The thing I need to work on is not being in the right place at the right time, but rather staying in that place longer as trends mature. I just can’t stand the kind of company that one keeps in an extended trend because as it goes on, more and more of that company is comprised of the people who were afraid to buy (or short as the case may be) when things were 180° different. They scare me, and that is in my psych makeup. It needs work.

Anyway, the article hit home because now the macro trend followers are having difficulty too. That means we are likely pivoting. What comes next? Why, new trends of course.

Novogratz lamented the lack of “great themes” and worried that markets have an “eerie calm.” Central banks are dominating the agenda, volatility is low and expected to remain low, both traders noted.
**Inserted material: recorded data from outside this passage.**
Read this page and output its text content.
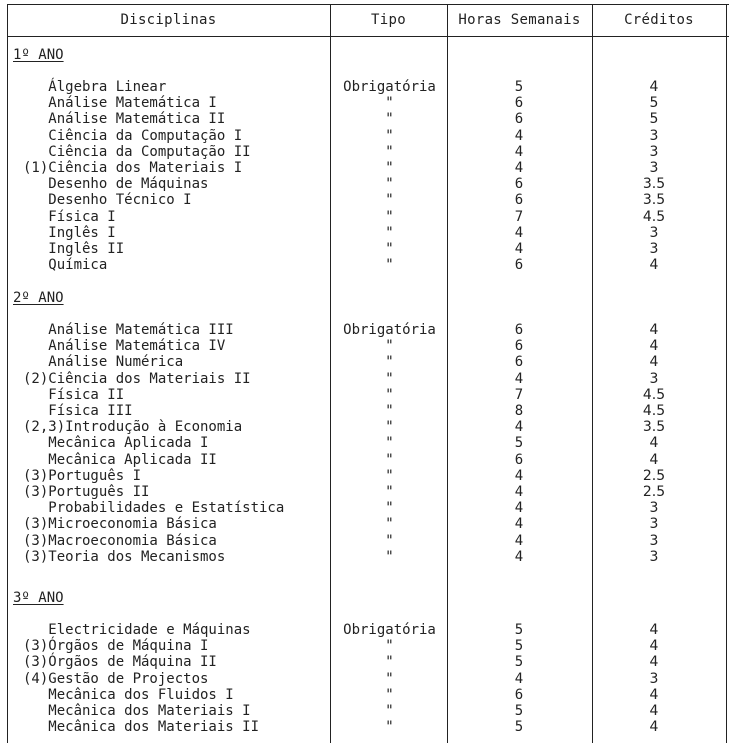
Disciplinas	Tipo	Horas Semanais	Créditos
1º ANO
Álgebra Linear	Obrigatória	5	4
Análise Matemática I	"	6	5
Análise Matemática II	"	6	5
Ciência da Computação I	"	4	3
Ciência da Computação II	"	4	3
(1)Ciência dos Materiais I	"	4	3
Desenho de Máquinas	"	6	3.5
Desenho Técnico I	"	6	3.5
Física I	"	7	4.5
Inglês I	"	4	3
Inglês II	"	4	3
Química	"	6	4
2º ANO
Análise Matemática III	Obrigatória	6	4
Análise Matemática IV	"	6	4
Análise Numérica	"	6	4
(2)Ciência dos Materiais II	"	4	3
Física II	"	7	4.5
Física III	"	8	4.5
(2,3)Introdução à Economia	"	4	3.5
Mecânica Aplicada I	"	5	4
Mecânica Aplicada II	"	6	4
(3)Português I	"	4	2.5
(3)Português II	"	4	2.5
Probabilidades e Estatística	"	4	3
(3)Microeconomia Básica	"	4	3
(3)Macroeconomia Básica	"	4	3
(3)Teoria dos Mecanismos	"	4	3
3º ANO
Electricidade e Máquinas	Obrigatória	5	4
(3)Órgãos de Máquina I	"	5	4
(3)Órgãos de Máquina II	"	5	4
(4)Gestão de Projectos	"	4	3
Mecânica dos Fluidos I	"	6	4
Mecânica dos Materiais I	"	5	4
Mecânica dos Materiais II	"	5	4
The stock market is chopping toward something. Gold is chopping toward something else and in the transition, many people are getting chopped up. By way of example, the HUI Gold Bugs index spent over a year chopping and grinding before resolving into its bear market. Look at that grind fest in 2010 and 2011.

chart
Click to Enlarge

As to this chart, I did not see it as a major top at the time because HUI had made all-time highs (sound familiar?). In fact, I had serious upside targets in play. Only when it broke down did I really catch on to what it was. I for one, learn my lessons. One lesson is that an extended period of trendless chop and grind—in a market that had previously been very bullish—that does not look like a bullish consolidation/continuation pattern—is a reason for concern, not boredom as the article implies.

I am the guy writing about patience, perspective, and all that other stuff that sounds pretty boring during a go-go trend. Again, I need to work on my ability to manage a maturing trend. Now however, patience and perspective are at a premium. This looks like an ending trend and that 2014 is going to be an interesting, not a boring year as many (including those featured in the article) seem to think.